Other companies in addition to Disney continue to raise controversy. Jojo Siwa, a featured star in 11 children’s movies since 2016, recently came out as pansexual. Since coming out, Siwa has made herself an outspoken advocate for the LGBTQ community and hopes to be a role model for the younger generation.
Throughout her career, Siwa has maintained a strong public relationship with Nickelodeon, appearing in 6 of the company’s movies. Because of this, fans were confused when Siwa did not attend the 2022 Nickelodeon Kids Choice Awards, which she has always attended in the past.
“I’m not sure why,” she said in a statement on TikTok, “but I just didn’t get an invite”.
Many fans speculate this instance exemplifies the discrimination queer individuals face in the entertainment industry. With a near spotless public image and millions of supporters, audiences are left to wonder what other reason Nickelodeon could have for excluding Siwa, other than being gay.

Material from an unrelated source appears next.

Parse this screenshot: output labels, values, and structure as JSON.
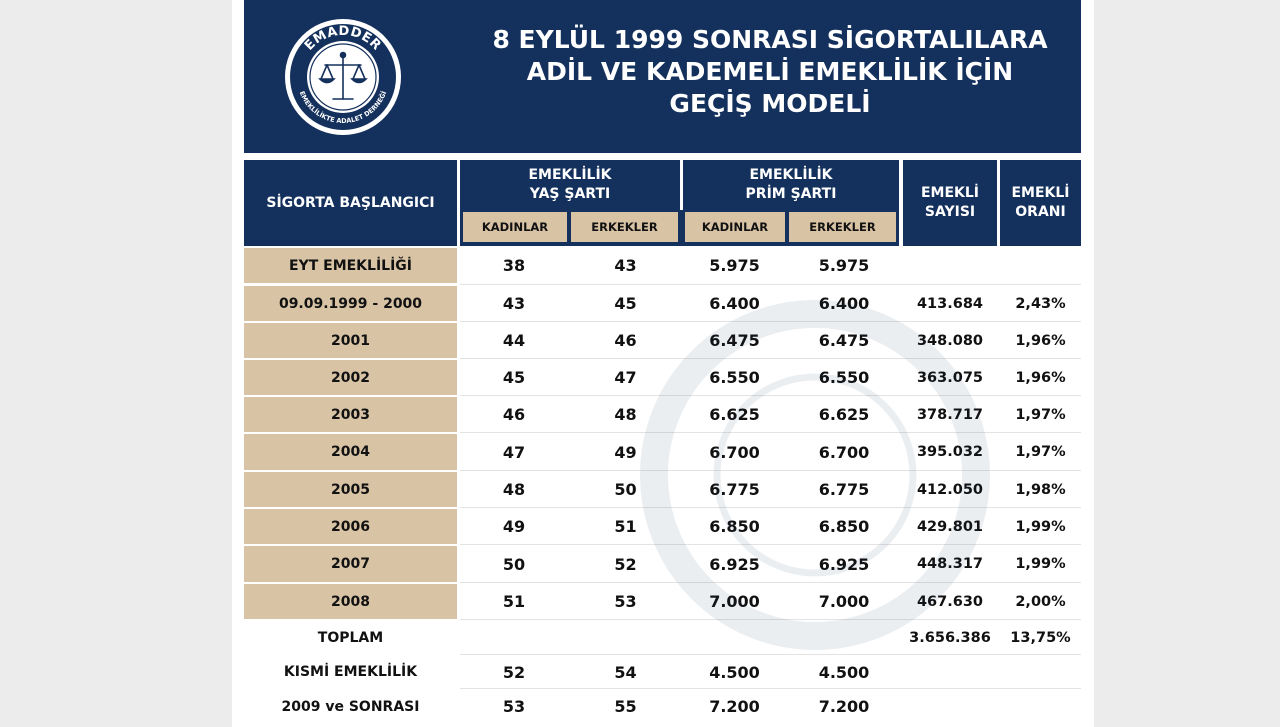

Film companies like these have drastic control over queer representation in the media. Annually, the Gay & Lesbian Alliance Against Defamation (GLAAD), releases a Studio Responsibility Index on the prevalence of LGBTQ characters in film. They found, for the fourth year in a row, no transgender or nonbinary representation in 2020. While queer representation, in general, rose by 80%, GLAAD emphasizes the drastic decline of movie releases due to the pandemic, possibly distorting their results. Nonetheless, any win for LGBTQ representation is one that should be celebrated.
Currently, discrimination is still a tangible reality for queer members of the entertainment industry. Despite this, it’s impossible to ignore the drastic strides that have been made in recent years, with more representation and acceptance than ever before. In order to create true equality for these marginalized groups, it is crucial not to lose the momentum generated by modern progressive movements.